How to choose the right AI tool for Excel
Start with the job. If you just need a formula written or fixed, a free generator like FormulaBot or GPTExcel is enough. If you want AI working inside your cells across many rows, Numerous.ai or GPT for Work fit better. For analyzing a whole dataset, a standalone analyst like Julius or ChatGPT is the right tool. Then weigh three things: whether you use Excel, Google Sheets, or both, since some tools are Excel-only; whether you already pay for Microsoft 365 or ChatGPT, which may give you AI at no extra cost; and how each tool handles your data, which matters for anything sensitive. Many people pair Excel’s built-in Copilot with one free formula tool for quick jobs. Finance teams in particular will find more in our AI tools for finance teams guide.
Frequently asked questions
Is there an AI for Excel?
Yes. Excel has built-in AI through Microsoft 365 Copilot, and many third-party tools add formula generation, in-cell AI, and data analysis on top.
What is the =COPILOT() function in Excel?
It is a function that lets you call Microsoft 365 Copilot from inside a cell, like any other formula, to generate or transform content. It requires a paid Copilot license.
What is the best free AI tool for Excel?
FormulaBot is the best free option and needs no login, with GPTExcel’s free tier and Numerous.ai’s trial as alternatives.

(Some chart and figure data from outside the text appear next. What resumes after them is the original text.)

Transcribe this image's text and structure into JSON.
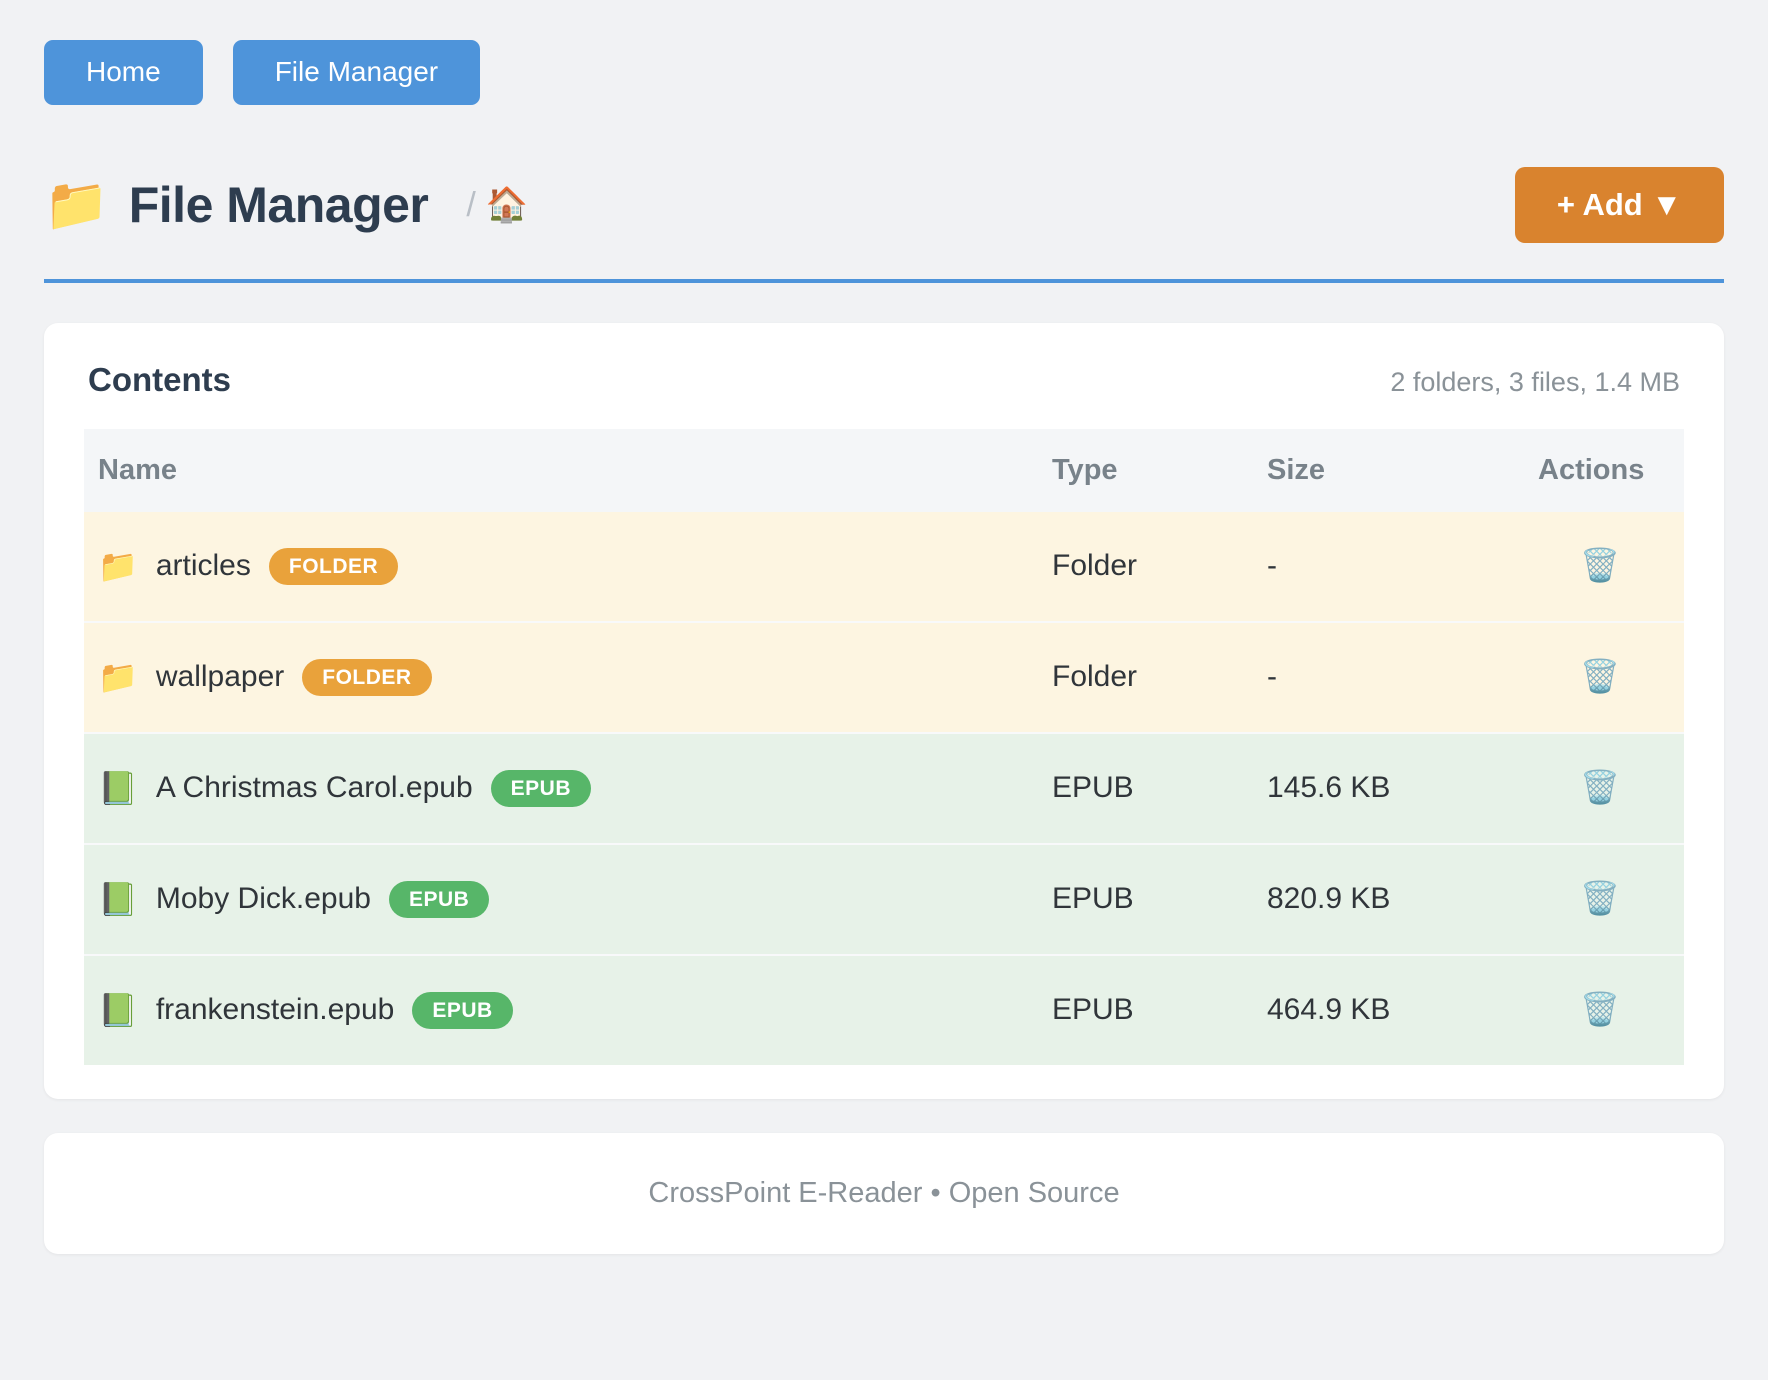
{
  "nav": {
    "buttons": [
      {
        "label": "Home"
      },
      {
        "label": "File Manager"
      }
    ]
  },
  "header": {
    "title_icon": "📁",
    "title": "File Manager",
    "breadcrumb": {
      "separator": "/",
      "home_icon": "🏠"
    },
    "add_button_label": "+ Add ▼"
  },
  "contents": {
    "title": "Contents",
    "summary": "2 folders, 3 files, 1.4 MB",
    "columns": [
      "Name",
      "Type",
      "Size",
      "Actions"
    ],
    "rows": [
      {
        "icon": "📁",
        "name": "articles",
        "badge": "FOLDER",
        "type": "Folder",
        "size": "-",
        "kind": "folder",
        "action_icon": "🗑️"
      },
      {
        "icon": "📁",
        "name": "wallpaper",
        "badge": "FOLDER",
        "type": "Folder",
        "size": "-",
        "kind": "folder",
        "action_icon": "🗑️"
      },
      {
        "icon": "📗",
        "name": "A Christmas Carol.epub",
        "badge": "EPUB",
        "type": "EPUB",
        "size": "145.6 KB",
        "kind": "epub",
        "action_icon": "🗑️"
      },
      {
        "icon": "📗",
        "name": "Moby Dick.epub",
        "badge": "EPUB",
        "type": "EPUB",
        "size": "820.9 KB",
        "kind": "epub",
        "action_icon": "🗑️"
      },
      {
        "icon": "📗",
        "name": "frankenstein.epub",
        "badge": "EPUB",
        "type": "EPUB",
        "size": "464.9 KB",
        "kind": "epub",
        "action_icon": "🗑️"
      }
    ]
  },
  "footer": {
    "text": "CrossPoint E-Reader • Open Source"
  },
  "colors": {
    "nav_button": "#4e94da",
    "divider": "#4e94da",
    "add_button": "#d9832e",
    "folder_row_bg": "#fdf5e1",
    "epub_row_bg": "#e7f2e8",
    "folder_badge": "#e9a23b",
    "epub_badge": "#57b669",
    "title_text": "#2e3d4f",
    "muted_text": "#8a9298"
  }
}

Can AI write Excel formulas?
Yes. GPTExcel, FormulaBot, and Copilot all turn plain-English descriptions into working formulas and can explain or debug existing ones.
Can ChatGPT analyze Excel data?
Yes. You can upload a spreadsheet to ChatGPT and ask questions, or use the ChatGPT for Excel add-in to analyze the sheet in place.
Is there an AI that builds a spreadsheet from scratch?
Yes. FormulaBot’s spreadsheet generator turns a text prompt into a downloadable Excel file.
Do I need coding skills to use AI in Excel?
No. These tools work through plain-English prompts; the AI writes any formulas or code for you.
The bottom line
Choose by the task in front of you. Excel’s built-in Copilot is the most integrated if you have the license, FormulaBot and GPTExcel are the best free formula helpers, Numerous.ai brings AI into your cells across Excel and Sheets, and Julius or ChatGPT handle full data analysis. Try a free tier first, check that it works with your spreadsheet of choice, and keep sensitive data in mind before you upload it.